I think it fair to say that GDF11 was the first concrete target to emerge from the modern reinvention of parabiosis research, in which the circulatory systems of an old mouse and a young mouse are joined. The old mouse rejuvenates a little, and the young mouse is aged a little, most of which seems to emerge from effects on inflammation and stem cell activity. Researchers thereafter started looking for specific signals carried in the bloodstream that might mediate this effect.
There has been no shortage of debate in this part of the field, such as over whether or not it is possible that beneficial factors from young blood can exist, given the evidence. Or whether the early work on GDF11 holds up at all. Work has continued, however, and matters have progressed to the point at which a well-funded biotech company, Elevian, has been launched. The Elevian researchers claim to have resolved the early conflicting evidence and confusion regarding GDF11, and are now well underway to building a regenerative therapy.

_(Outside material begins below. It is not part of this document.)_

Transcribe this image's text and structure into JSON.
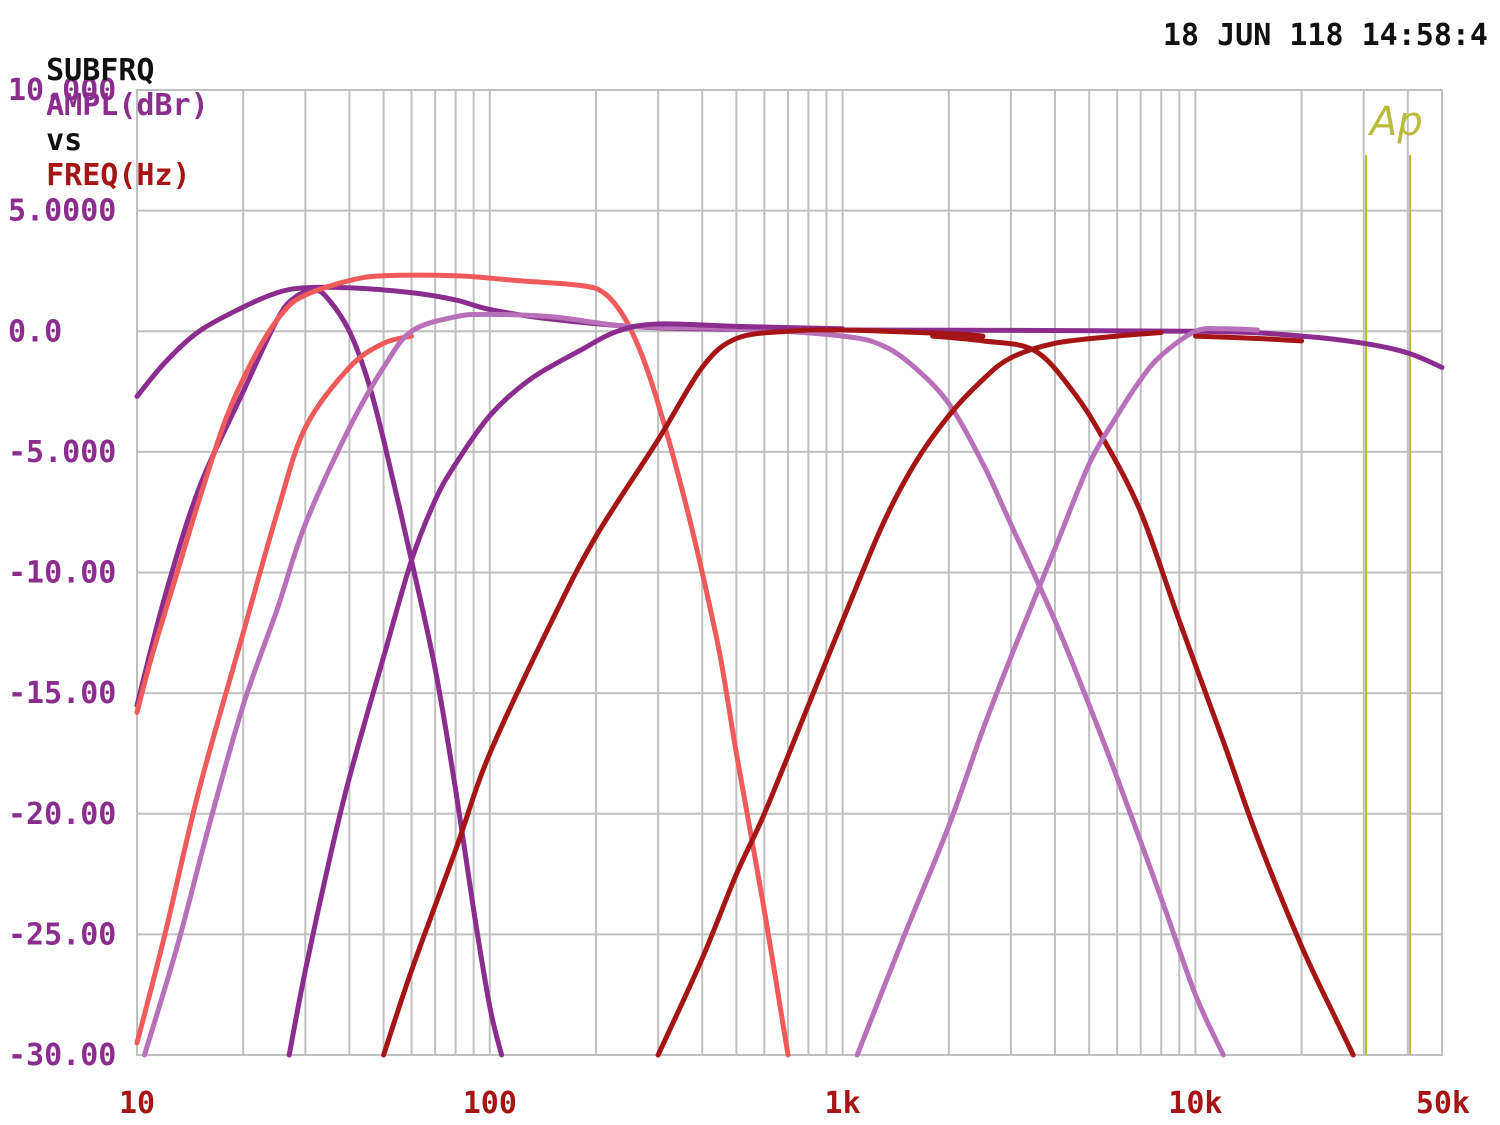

Cardiac hypertrophy is a prominent pathological feature of age-related heart failure. Using the parabiosis model, it has been demonstrated that age-related cardiac hypertrophy can be reversed via exposure to a young circulatory environment. These experiments revealed that age-related cardiac hypertrophy is at least in part mediated by circulating factors, such as GDF11, which is able to reverse the condition.
The reversal of cardiac hypertrophy in old mice exposed to a young circulation cannot be explained by a reduction in blood pressure in the older mice. An extensive proteomics analysis was performed on the serum and plasma of the animals. GDF11 was reduced in the circulation of aged mice and its levels were restored to those in young animals by parabiosis. A significant decrease was also found in both GDF11 gene expression and GDF11 protein levels in the spleens of old mice. These results suggest exciting therapeutic approaches for the management of age-related cardiac hypertrophy by restoring youthful levels of circulating GDF11.
Recently, the goal of a study in old mice was to reexamine the possibility to restore youthful levels of GDF11 by injecting recombinant GDF11 (rGDF11) and thus reversing cardiac hypertrophy and imparting a young phenotype to the old heart. The conclusions were that recombinant GDF11 (rGDF11) had no effect on cardiac structure and cardiac pump function; these results do not support the concept that GDF11 could be an anti-aging compound.
Muscle satellite cells are responsible for the postnatal growth and major regeneration capacity of adult skeletal muscle. Previous studies demonstrated that impaired regeneration in aged muscle can be reversed by parabiosis, which exposes aged tissues to a youthful systemic environment and restores injury-induced satellite cell activation by the up-regulation of Notch signaling. To determine whether supplementation of GDF11 from the young partner might underlie changes in skeletal muscle in the condition of heterochronic parabiosis, aged mice were treated with daily intraperitoneal injections of rGDF11 to increase systemic GDF11 levels.
After 4 weeks, satellite cell frequency, determined by flow cytometry, and function increased in the muscles of rGDF11-treated mice, whereas other myofiber-associated mononuclear cell populations were unaffected. Aged mice treated with rGDF11 also showed increased numbers of satellite cells with intact DNA. These results indicate that GDF11 is able to regulate muscle aging and may be therapeutically suitable for skeletal muscle dysfunction.